So, I talked about "aggressive women" and "nice guys." I talked about my social observance and trends that I like and don't like. In my last blog, I talked about feeling very polar with my outgoing self and zen self; feeling like there has to be this choice between Ami A and Ami B; that the two cannot peaceful co-exist and benefit the planet - this and that - you get it, I hope. I have had this very polar thought, like internal dichotomy thing going on for a long time. It usually reveals a deep inner conflict I'm not seeing at first.
And this is how I explore, learn, grow, cope, and move forward with these types of things...
After trying out some social experiment and doing some self-exploration, digging deep - it came down to this:
Once upon a time, years ago, I treated someone young and kind and who really almost looked up to me in a way that no person should be treated. Looking back, I cannot believe that anyone, much less me could ever say the things I said to her or treat anyone the way I treated her. I have tried to talk to people about this but most knowing another, very different side of me just don't believe me or don't believe I was as heartless as I was. I hear like, "yeah, right, I bet you're fine. You're just hard on yourself." That is usually really true but not in this case.

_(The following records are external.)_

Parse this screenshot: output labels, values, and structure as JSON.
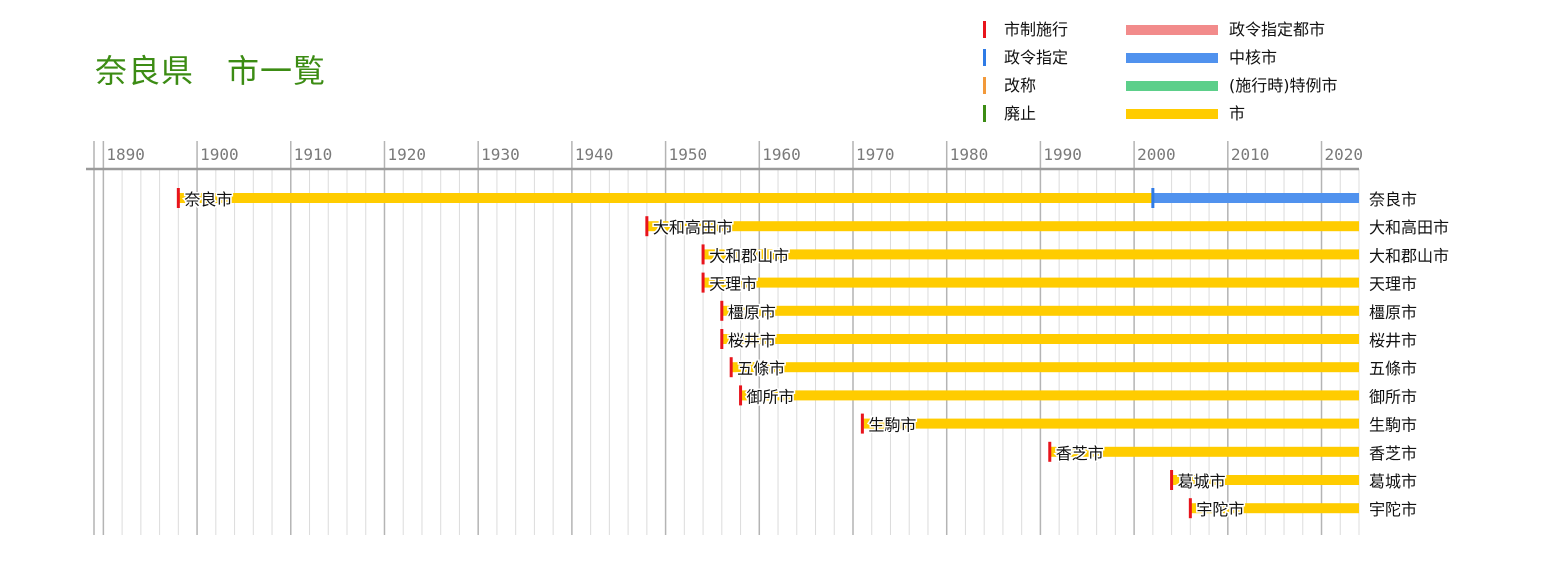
{
  "title": "奈良県　市一覧",
  "legend": {
    "markers": [
      {
        "label": "市制施行",
        "color": "#e8141c"
      },
      {
        "label": "政令指定",
        "color": "#2f7be6"
      },
      {
        "label": "改称",
        "color": "#f2993a"
      },
      {
        "label": "廃止",
        "color": "#3c8c14"
      }
    ],
    "bars": [
      {
        "label": "政令指定都市",
        "color": "#f28b8b"
      },
      {
        "label": "中核市",
        "color": "#5092ee"
      },
      {
        "label": "(施行時)特例市",
        "color": "#5ccf8a"
      },
      {
        "label": "市",
        "color": "#ffcc00"
      }
    ]
  },
  "chart_data": {
    "type": "timeline",
    "title": "奈良県　市一覧",
    "x_ticks": [
      "1890",
      "1900",
      "1910",
      "1920",
      "1930",
      "1940",
      "1950",
      "1960",
      "1970",
      "1980",
      "1990",
      "2000",
      "2010",
      "2020"
    ],
    "xlim": [
      1889,
      2024
    ],
    "grid": true,
    "legend_position": "top-right",
    "cities": [
      {
        "name": "奈良市",
        "established": 1898,
        "segments": [
          {
            "start": 1898,
            "end": 2002,
            "status": "市"
          },
          {
            "start": 2002,
            "end": 2024,
            "status": "中核市"
          }
        ],
        "markers": [
          {
            "year": 1898,
            "type": "市制施行"
          },
          {
            "year": 2002,
            "type": "政令指定"
          }
        ]
      },
      {
        "name": "大和高田市",
        "established": 1948,
        "segments": [
          {
            "start": 1948,
            "end": 2024,
            "status": "市"
          }
        ],
        "markers": [
          {
            "year": 1948,
            "type": "市制施行"
          }
        ]
      },
      {
        "name": "大和郡山市",
        "established": 1954,
        "segments": [
          {
            "start": 1954,
            "end": 2024,
            "status": "市"
          }
        ],
        "markers": [
          {
            "year": 1954,
            "type": "市制施行"
          }
        ]
      },
      {
        "name": "天理市",
        "established": 1954,
        "segments": [
          {
            "start": 1954,
            "end": 2024,
            "status": "市"
          }
        ],
        "markers": [
          {
            "year": 1954,
            "type": "市制施行"
          }
        ]
      },
      {
        "name": "橿原市",
        "established": 1956,
        "segments": [
          {
            "start": 1956,
            "end": 2024,
            "status": "市"
          }
        ],
        "markers": [
          {
            "year": 1956,
            "type": "市制施行"
          }
        ]
      },
      {
        "name": "桜井市",
        "established": 1956,
        "segments": [
          {
            "start": 1956,
            "end": 2024,
            "status": "市"
          }
        ],
        "markers": [
          {
            "year": 1956,
            "type": "市制施行"
          }
        ]
      },
      {
        "name": "五條市",
        "established": 1957,
        "segments": [
          {
            "start": 1957,
            "end": 2024,
            "status": "市"
          }
        ],
        "markers": [
          {
            "year": 1957,
            "type": "市制施行"
          }
        ]
      },
      {
        "name": "御所市",
        "established": 1958,
        "segments": [
          {
            "start": 1958,
            "end": 2024,
            "status": "市"
          }
        ],
        "markers": [
          {
            "year": 1958,
            "type": "市制施行"
          }
        ]
      },
      {
        "name": "生駒市",
        "established": 1971,
        "segments": [
          {
            "start": 1971,
            "end": 2024,
            "status": "市"
          }
        ],
        "markers": [
          {
            "year": 1971,
            "type": "市制施行"
          }
        ]
      },
      {
        "name": "香芝市",
        "established": 1991,
        "segments": [
          {
            "start": 1991,
            "end": 2024,
            "status": "市"
          }
        ],
        "markers": [
          {
            "year": 1991,
            "type": "市制施行"
          }
        ]
      },
      {
        "name": "葛城市",
        "established": 2004,
        "segments": [
          {
            "start": 2004,
            "end": 2024,
            "status": "市"
          }
        ],
        "markers": [
          {
            "year": 2004,
            "type": "市制施行"
          }
        ]
      },
      {
        "name": "宇陀市",
        "established": 2006,
        "segments": [
          {
            "start": 2006,
            "end": 2024,
            "status": "市"
          }
        ],
        "markers": [
          {
            "year": 2006,
            "type": "市制施行"
          }
        ]
      }
    ]
  }
}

Anyway, it was beyond dick move and there was no reason for it, she didn't deserve it. I was just incredibly hurt, numb, and heartless thus I treated her that way. I have spent the past years always feeling guilty for that, regretting it, and blaming myself. I've spent years being surprised and disgusted and angry with myself. I made excuses and justified this for a long time but in recent years I just couldn't anymore. The blame, shame, and guilt ate away at me so much that I came to believe that I was inherently "bad." That anyone I came into contact with, smiled at, flirted with, or anything else would be hurt. That I, by default, hurt people. I set out to try to change that. I set out so strongly to try to change that, that I started behaving in polar opposite ways. Now, look, I am a nice person - a "good" person, but I am talking about going so far as to not look women in the eye because I didn't want them to think I was flirting with them because if they thought that and talked to me I would hurt them. BS like this. I would not go out for drinks with anyone anymore because that would potentially lead to "me taking advantage of them." This is not true, I know and the people I'm talking about are adults, they make their own choices, and I am not at all the monster I created myself to be in my head. But...that's what I convinced myself I was. That for someone to talk to me was dangerous. That I am some sort of curse, destined to devastate. That it would be best for everyone if I just avoid certain situations/scenarios/people.
I felt so guilty about how I treated this one person when I was much younger than I am now, that I was making myself pay all this time; making myself secluded and awkward; taking on this introverted and loner character so people wouldn't approach me. Taking on the label of "bad." It's so sad, really. I somehow, at some point, took on this idea that in order to be a good person like I strive to be, I had to be the opposite of what I am. This meant the charismatic, charming, outgoing, fun, light-hearted, friends with everyone "social butterfly," and perpetual flirt had to die; at least, that's what I convinced myself. Now, you may have caught glimpses but you may have also witnessed my "wrangling her in" when I get "too crazy" but looking someone in the eye, smiling, and actually speaking words....
The aforementioned being my natural state. Don't get me wrong, I can nerd out with the best of em and I will absolutely judge you based on spelling and punctuation, but for the most part I just really love people and laughing and having a good time...naturally.
In efforts to avoid "asshole-ness" though, I replaced my nature state with an isolated, secluded, socially awkward, "traditional," very weird, "I don't even know how to fake this shit" version of myself is the epitome of "good."
Look, I know I am not alone in this. Most people just maybe don't write about it and share it with the interwebs. That's cool. I'm sure you fuckers have something that you do or don't do because of someone in your past. An ex girlfriend told you they don't like your hair a certain way so you either keep it that way always to say F you to them or don't ever do it again because other women may not like it either. Maybe you dress a certain way or speak or don't a certain way because an ex boyfriend broke up with you for being "too flirty." You ain't gotta lie to kick it, I know. You also could just not saying anything because I'm the only one blogging here.
The good news is, we have a new chance every, single day to learn and grow and change, and I tend to take great advantage of that. I reached out to that person. I apologized. I asked for forgiveness and even if she can't do that or I never hear back, I can start to forgive myself. I am not a terrible person. That situation is not my character but nor do I need to try to fake or pretend being a saint; nor do I need to "make amends" or make myself "pay" for it. I need to forgive myself for it. I was doing the best I could with what I knew at the time. Even if I wasn't, that happens. I need to let it go and forgive myself and now, I can work on that.
And that's okay.
It's all okay, whatever it is.
This is all part of my truth and that's okay. It doesn't define me though and it surely doesn't need to influence presenting a fraudulent me to the world.
Thank you to my friends who helped me work this out, identify the root cause, and who straight up said, "wow, I'm going to need you to stop being so mean to my friend" when I talked about myself. You're right. Your friend is pretty alright, as is.
Thank you to all of you that made it this far in this journey with me. I appreciate you.